The exchange between the employer and employee should adress
- the individual’s needs and considerations of potential accommodations,
- alternatives to a requested accommodation, and
- difficulties that the accommodation may pose to the employer.
Cooperative Dialogue Process
Under the NYCHRL, employers have an affirmative duty to engage in a cooperative dialogue even in some situations when the employee has not requested accommodation. For example, employers may have the responsibility to observe whether an employee’s performance at work has diminished because of a disability. If the employer reaches this belief, then management must initiate a cooperative dialogue with the employee.
The employer should not ask the employee whether they have a disability. Instead, management should ask whether anything is going on that the employer can help with and inform the employee of any available support, including reasonable accommodations. Once the employer engages in the dialogue process, the employee does not waive the opportunity to seek accommodation in the future if they choose not to reveal that they have a disability.
After the parties have engaged in the cooperative dialogue process, the employer must give the employee a final determination identifying any accommodation that was granted or denied.
Duration of Cooperative Dialogue
A cooperative dialogue is ongoing until one of the following occurs:
1. The employer grants a reasonable accommodation; or
2. The employer reasonably concludes that:
- No accommodation exists that will allow the employee to perform the essential requisites of the job;
- There is no accommodation available that will not cause it undue hardship; or
- A reasonable accommodation was identified that meets the individual’s needs, but the individual did not accept it, and no reasonable alternative was identified during the cooperative dialogue.
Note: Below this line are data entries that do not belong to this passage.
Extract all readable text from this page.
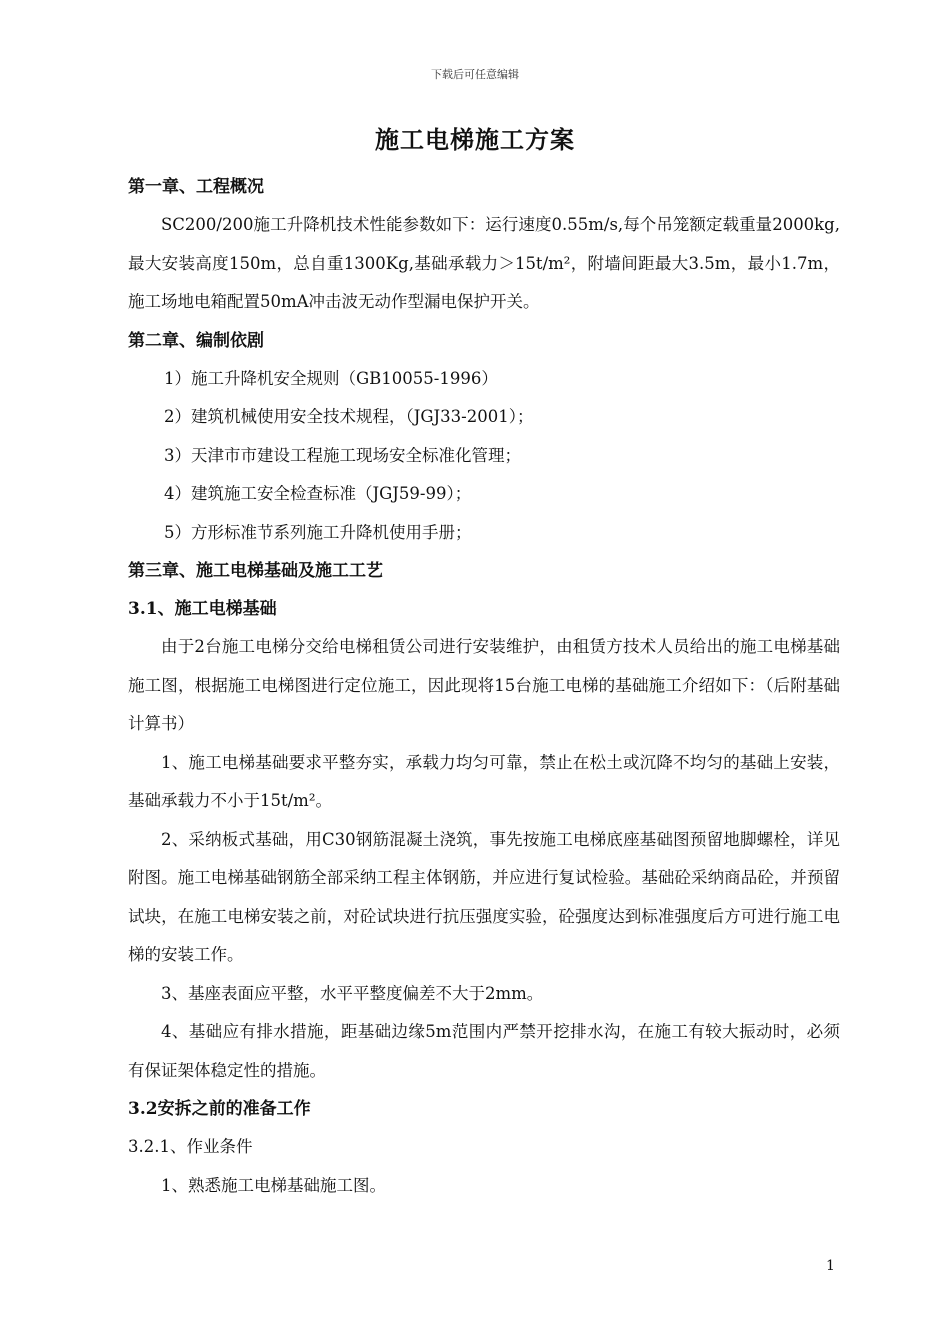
下载后可任意编辑
施工电梯施工方案

第一章、工程概况

SC200/200施工升降机技术性能参数如下：运行速度0.55m/s,每个吊笼额定载重量2000kg,最大安装高度150m，总自重1300Kg,基础承载力＞15t/m²，附墙间距最大3.5m，最小1.7m，施工场地电箱配置50mA冲击波无动作型漏电保护开关。

第二章、编制依剧

1）施工升降机安全规则（GB10055-1996）

2）建筑机械使用安全技术规程，（JGJ33-2001）；

3）天津市市建设工程施工现场安全标准化管理；

4）建筑施工安全检查标准（JGJ59-99）；

5）方形标准节系列施工升降机使用手册；

第三章、施工电梯基础及施工工艺

3.1、施工电梯基础

由于2台施工电梯分交给电梯租赁公司进行安装维护，由租赁方技术人员给出的施工电梯基础施工图，根据施工电梯图进行定位施工，因此现将15台施工电梯的基础施工介绍如下：（后附基础计算书）

1、施工电梯基础要求平整夯实，承载力均匀可靠，禁止在松土或沉降不均匀的基础上安装，基础承载力不小于15t/m²。

2、采纳板式基础，用C30钢筋混凝土浇筑，事先按施工电梯底座基础图预留地脚螺栓，详见附图。施工电梯基础钢筋全部采纳工程主体钢筋，并应进行复试检验。基础砼采纳商品砼，并预留试块，在施工电梯安装之前，对砼试块进行抗压强度实验，砼强度达到标准强度后方可进行施工电梯的安装工作。

3、基座表面应平整，水平平整度偏差不大于2mm。

4、基础应有排水措施，距基础边缘5m范围内严禁开挖排水沟，在施工有较大振动时，必须有保证架体稳定性的措施。

3.2安拆之前的准备工作

3.2.1、作业条件

1、熟悉施工电梯基础施工图。

1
Good Faith Cooperative Dialogue
When evaluating whether the employer engaged in the accommodation process in good faith, the New York City Commission on Human Rights will consider various factors, including whether the employer:
- Has a policy informing employees how to request accommodations.
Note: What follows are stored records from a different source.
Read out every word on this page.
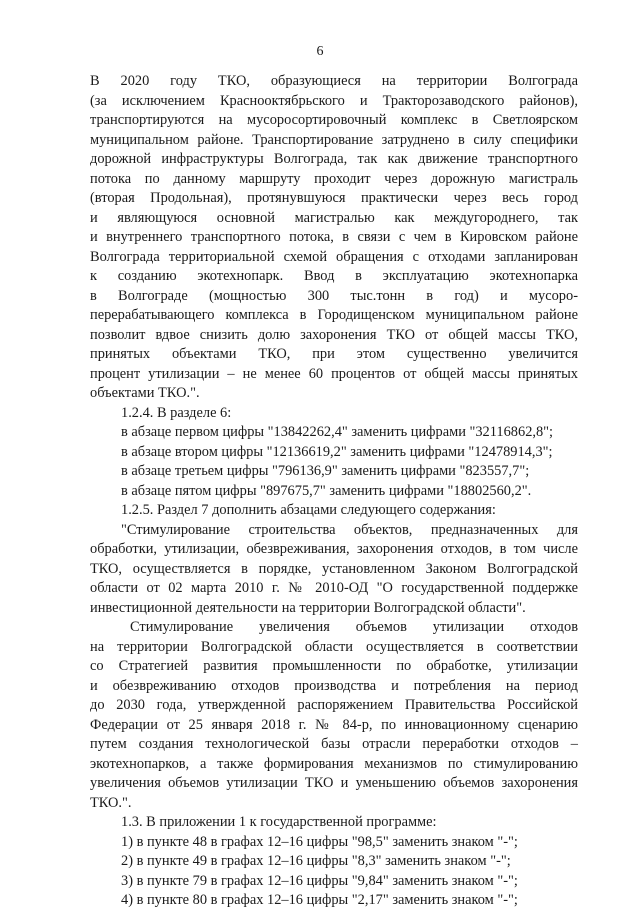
6
В 2020 году ТКО, образующиеся на территории Волгограда
(за исключением Краснооктябрьского и Тракторозаводского районов),
транспортируются на мусоросортировочный комплекс в Светлоярском
муниципальном районе. Транспортирование затруднено в силу специфики
дорожной инфраструктуры Волгограда, так как движение транспортного
потока по данному маршруту проходит через дорожную магистраль
(вторая Продольная), протянувшуюся практически через весь город
и являющуюся основной магистралью как междугороднего, так
и внутреннего транспортного потока, в связи с чем в Кировском районе
Волгограда территориальной схемой обращения с отходами запланирован
к созданию экотехнопарк. Ввод в эксплуатацию экотехнопарка
в Волгограде (мощностью 300 тыс.тонн в год) и мусоро-
перерабатывающего комплекса в Городищенском муниципальном районе
позволит вдвое снизить долю захоронения ТКО от общей массы ТКО,
принятых объектами ТКО, при этом существенно увеличится
процент утилизации – не менее 60 процентов от общей массы принятых
объектами ТКО.".
1.2.4. В разделе 6:
в абзаце первом цифры "13842262,4" заменить цифрами "32116862,8";
в абзаце втором цифры "12136619,2" заменить цифрами "12478914,3";
в абзаце третьем цифры "796136,9" заменить цифрами "823557,7";
в абзаце пятом цифры "897675,7" заменить цифрами "18802560,2".
1.2.5. Раздел 7 дополнить абзацами следующего содержания:
"Стимулирование строительства объектов, предназначенных для
обработки, утилизации, обезвреживания, захоронения отходов, в том числе
ТКО, осуществляется в порядке, установленном Законом Волгоградской
области от 02 марта 2010 г. № 2010-ОД "О государственной поддержке
инвестиционной деятельности на территории Волгоградской области".
Стимулирование увеличения объемов утилизации отходов
на территории Волгоградской области осуществляется в соответствии
со Стратегией развития промышленности по обработке, утилизации
и обезвреживанию отходов производства и потребления на период
до 2030 года, утвержденной распоряжением Правительства Российской
Федерации от 25 января 2018 г. № 84-р, по инновационному сценарию
путем создания технологической базы отрасли переработки отходов –
экотехнопарков, а также формирования механизмов по стимулированию
увеличения объемов утилизации ТКО и уменьшению объемов захоронения
ТКО.".
1.3. В приложении 1 к государственной программе:
1) в пункте 48 в графах 12–16 цифры "98,5" заменить знаком "-";
2) в пункте 49 в графах 12–16 цифры "8,3" заменить знаком "-";
3) в пункте 79 в графах 12–16 цифры "9,84" заменить знаком "-";
4) в пункте 80 в графах 12–16 цифры "2,17" заменить знаком "-";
- Responded to the request promptly in light of the urgency and reasonableness of the request.
- Sought to obstruct or delay the cooperative dialogue or to intimidate or deter the employee from requesting the accommodation.
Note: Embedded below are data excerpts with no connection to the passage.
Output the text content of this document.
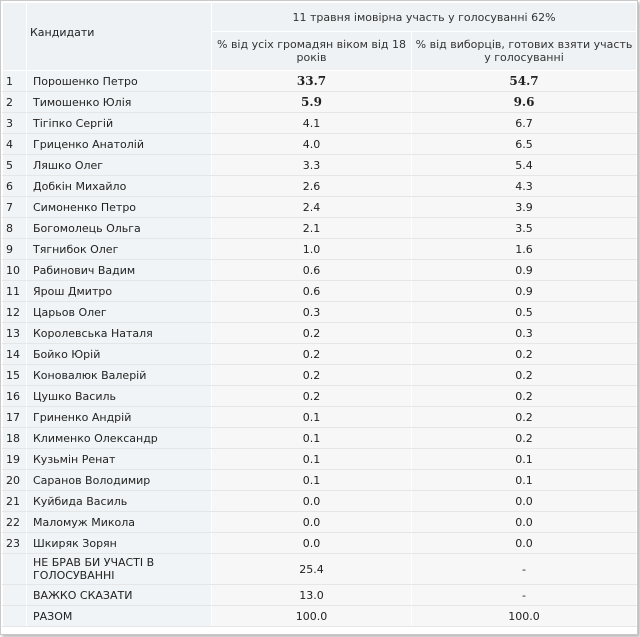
	Кандидати	11 травня імовірна участь у голосуванні 62%	
		% від усіх громадян віком від 18 років	% від виборців, готових взяти участь у голосуванні
1	Порошенко Петро	33.7	54.7
2	Тимошенко Юлія	5.9	9.6
3	Тігіпко Сергій	4.1	6.7
4	Гриценко Анатолій	4.0	6.5
5	Ляшко Олег	3.3	5.4
6	Добкін Михайло	2.6	4.3
7	Симоненко Петро	2.4	3.9
8	Богомолець Ольга	2.1	3.5
9	Тягнибок Олег	1.0	1.6
10	Рабинович Вадим	0.6	0.9
11	Ярош Дмитро	0.6	0.9
12	Царьов Олег	0.3	0.5
13	Королевська Наталя	0.2	0.3
14	Бойко Юрій	0.2	0.2
15	Коновалюк Валерій	0.2	0.2
16	Цушко Василь	0.2	0.2
17	Гриненко Андрій	0.1	0.2
18	Клименко Олександр	0.1	0.2
19	Кузьмін Ренат	0.1	0.1
20	Саранов Володимир	0.1	0.1
21	Куйбида Василь	0.0	0.0
22	Маломуж Микола	0.0	0.0
23	Шкиряк Зорян	0.0	0.0
	НЕ БРАВ БИ УЧАСТІ В ГОЛОСУВАННІ	25.4	-
	ВАЖКО СКАЗАТИ	13.0	-
	РАЗОМ	100.0	100.0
Employers violate the NYCHRL if they “refuse or otherwise fail to engage in a cooperative dialogue within a reasonable time with a person who has requested an accommodation or who the covered entity has notice may require such an accommodation.”
Written Determination
After engaging fully in a cooperative dialogue, the employer will decide whether to provide an accommodation. Management must then notify the employee in writing of the determination. After receiving the determination, the employee can continue to make new accommodation requests. In that case, the employer must re-engage in a cooperative dialogue.
What Should Employers Do?
Employers in New York City must comply with these cooperative dialogue requirements in any case where an employee may have a right to a workplace accommodation. Failure to do so is a standalone violation of the NYCHRL.
New York businesses should review the employee policies and procedures to ensure compliance with this relatively new and unusual obligation. Supervisors must understand these requirements and the appropriate way to engage in a cooperative dialogue. Or at least when to make a referral to someone who will handle this process (e.g., human resources).